Two, you are just gouging the heck out of us and you don’t care whether we pay or not.
Or, three, there is an off-balance sheet agreement that says we don’t have to pay unless we have been paid. Which is the real answer. But there’s no way that he’s going to say that. So when he says, Answer Number 1, I’m really bad at my job. I’ve got patients out there scheduled for surgery. And I figure we are going to — if I say, current with regards to the monies owed. Now, we do owe money. I will tell you that we owe money. Because even though once we pay when we get paid, the margins on this were still upside-down.

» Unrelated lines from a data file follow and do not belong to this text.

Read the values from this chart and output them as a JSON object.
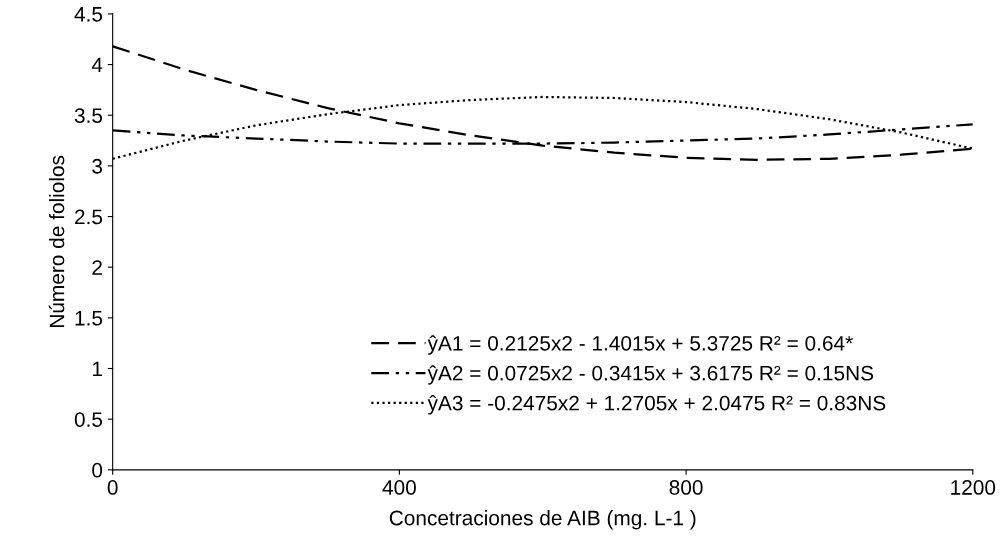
{
  "chart_data": {
    "type": "line",
    "xlabel": "Concetraciones de AIB (mg. L-1 )",
    "ylabel": "Número de foliolos",
    "x": [
      0,
      100,
      200,
      300,
      400,
      500,
      600,
      700,
      800,
      900,
      1000,
      1100,
      1200
    ],
    "series": [
      {
        "name": "ŷA1 = 0.2125x2 - 1.4015x + 5.3725 R² = 0.64*",
        "color": "#000000",
        "line_style": "dashed",
        "values": [
          4.18,
          3.95,
          3.75,
          3.57,
          3.42,
          3.3,
          3.2,
          3.13,
          3.08,
          3.06,
          3.07,
          3.11,
          3.17
        ]
      },
      {
        "name": "ŷA2 = 0.0725x2 - 0.3415x + 3.6175 R² = 0.15NS",
        "color": "#000000",
        "line_style": "dashdotdot",
        "values": [
          3.35,
          3.3,
          3.27,
          3.24,
          3.22,
          3.22,
          3.22,
          3.23,
          3.25,
          3.27,
          3.31,
          3.36,
          3.41
        ]
      },
      {
        "name": "ŷA3 = -0.2475x2 + 1.2705x + 2.0475 R² = 0.83NS",
        "color": "#000000",
        "line_style": "dotted",
        "values": [
          3.07,
          3.25,
          3.4,
          3.51,
          3.6,
          3.65,
          3.68,
          3.67,
          3.63,
          3.56,
          3.46,
          3.33,
          3.17
        ]
      }
    ],
    "xlim": [
      0,
      1200
    ],
    "xticks": [
      0,
      400,
      800,
      1200
    ],
    "ylim": [
      0,
      4.5
    ],
    "yticks": [
      0,
      0.5,
      1,
      1.5,
      2,
      2.5,
      3,
      3.5,
      4,
      4.5
    ],
    "grid": false,
    "legend": "bottom",
    "marker": "none"
  }
}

Whistleblowers have been flooding in to corroborate:

What Village Podiatry is saying is absolutely how Mimedx operated. Consignment inventory was sent in, reps would run the insurance verification, the product was applied, reps would work will the billers to ensure it was coded and billed correctly, we’d check the eob when it came back to ensure it was fully reimbursed. Only at that point did we enter the implant information into Salesforce, which generated the invoice, which had the 30-day payment terms. If the insurance denied payment, the reps would just change the consignment product to “no charge evaluation” [i.e. SG&A expense] units so the doctor and patient weren’t out the money. We were told by managers that this was legal because as long as the insurance company didn’t reimburse the product, it wasn’t fraud.

But since Petite Parker knows it is indeed fraud, knowingly ordering his managers to carry it out would mean MiMedx is systematically breaking the law.

Note: Even though the exhibits above are public court documents, we blocked out the patients’ names because we care about them. Evidently, MiMedx does not.